Wednesday, April 2, 2008

Staying in the moment

I apologize for not posting recently, I have to admit to a little sadness over the failed insemination attempt but I think that we have rallied well. I had a "pity party" day and then got back in the mindset of getting ready for the second try which will most likely occur at the end of next week.

FYI I am a planner and a control freak so letting that go and trying to accept what is...that the average number of attempts seems to be around 3, that I can't wish myself pregnant, that everything will happen when it should happen and how it should happen is hard for me.
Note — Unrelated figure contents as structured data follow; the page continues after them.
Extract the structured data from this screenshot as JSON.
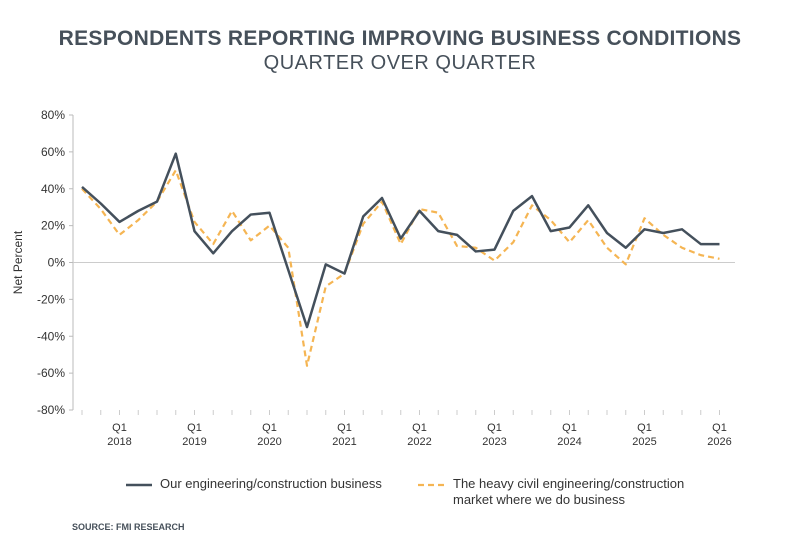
{
  "chart_data": {
    "type": "line",
    "title": "RESPONDENTS REPORTING IMPROVING BUSINESS CONDITIONS",
    "subtitle": "QUARTER OVER QUARTER",
    "ylabel": "Net Percent",
    "ylim": [
      -80,
      80
    ],
    "yticks": [
      "80%",
      "60%",
      "40%",
      "20%",
      "0%",
      "-20%",
      "-40%",
      "-60%",
      "-80%"
    ],
    "ytick_values": [
      80,
      60,
      40,
      20,
      0,
      -20,
      -40,
      -60,
      -80
    ],
    "xtick_labels": [
      {
        "q": "Q1",
        "year": "2018"
      },
      {
        "q": "Q1",
        "year": "2019"
      },
      {
        "q": "Q1",
        "year": "2020"
      },
      {
        "q": "Q1",
        "year": "2021"
      },
      {
        "q": "Q1",
        "year": "2022"
      },
      {
        "q": "Q1",
        "year": "2023"
      },
      {
        "q": "Q1",
        "year": "2024"
      },
      {
        "q": "Q1",
        "year": "2025"
      },
      {
        "q": "Q1",
        "year": "2026"
      }
    ],
    "x": [
      "Q3 2017",
      "Q4 2017",
      "Q1 2018",
      "Q2 2018",
      "Q3 2018",
      "Q4 2018",
      "Q1 2019",
      "Q2 2019",
      "Q3 2019",
      "Q4 2019",
      "Q1 2020",
      "Q2 2020",
      "Q3 2020",
      "Q4 2020",
      "Q1 2021",
      "Q2 2021",
      "Q3 2021",
      "Q4 2021",
      "Q1 2022",
      "Q2 2022",
      "Q3 2022",
      "Q4 2022",
      "Q1 2023",
      "Q2 2023",
      "Q3 2023",
      "Q4 2023",
      "Q1 2024",
      "Q2 2024",
      "Q3 2024",
      "Q4 2024",
      "Q1 2025",
      "Q2 2025",
      "Q3 2025",
      "Q4 2025",
      "Q1 2026"
    ],
    "series": [
      {
        "name": "Our engineering/construction business",
        "color": "#44505c",
        "style": "solid",
        "values": [
          41,
          32,
          22,
          28,
          33,
          59,
          17,
          5,
          17,
          26,
          27,
          -4,
          -35,
          -1,
          -6,
          25,
          35,
          13,
          28,
          17,
          15,
          6,
          7,
          28,
          36,
          17,
          19,
          31,
          16,
          8,
          18,
          16,
          18,
          10,
          10
        ]
      },
      {
        "name": "The heavy civil engineering/construction market where we do business",
        "color": "#f5b553",
        "style": "dashed",
        "values": [
          40,
          29,
          15,
          23,
          33,
          50,
          22,
          10,
          28,
          12,
          20,
          8,
          -56,
          -13,
          -6,
          21,
          33,
          10,
          29,
          27,
          9,
          8,
          1,
          11,
          31,
          23,
          11,
          23,
          8,
          -1,
          24,
          15,
          8,
          4,
          2
        ]
      }
    ],
    "legend": {
      "position": "bottom",
      "line1": "The heavy civil engineering/construction",
      "line2": "market where we do business"
    },
    "grid": false,
    "source": "SOURCE: FMI RESEARCH"
  }
}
Taylor is much more laid back (or seems to be, sometimes I can't tell if she is laid back or just expending too much energy dealing with my big feelings she forgets to pay attention to her own). I, of course, have already identified the best day care options for us, birthing classes, birth centers etc. and am ready (overly ready) to go. Through accupuncture, counseling, and reading I am trying to learn to stay in the moment, remember to breathe, and not get too stressed. Which is not easy when I have been waiting for this time in our lives for years. However, I really feel blessed to have the friends and family that we have and not just the people close to us but those of you who read this blog that haven't met us or are friends of our friends/family. I have meet two people in the last two weeks who have gotten the blog address through people who know us and who were so sweet and supportive (hi to Stacey and Pamela!). I often write on here not even thinking of who reads it, hence the barely articulate postings, but feels so wonderful to know that there is such positive energy and support from all of you. Thank you!

I would like to harness some of that energy and ask you to send healing, healthy thoughts/wishes/prayers to Papa (Taylor's father) as he goes in for surgery tomorrow. We will be thinking of him and hope that you can take a moment to keep him in your thoughts too.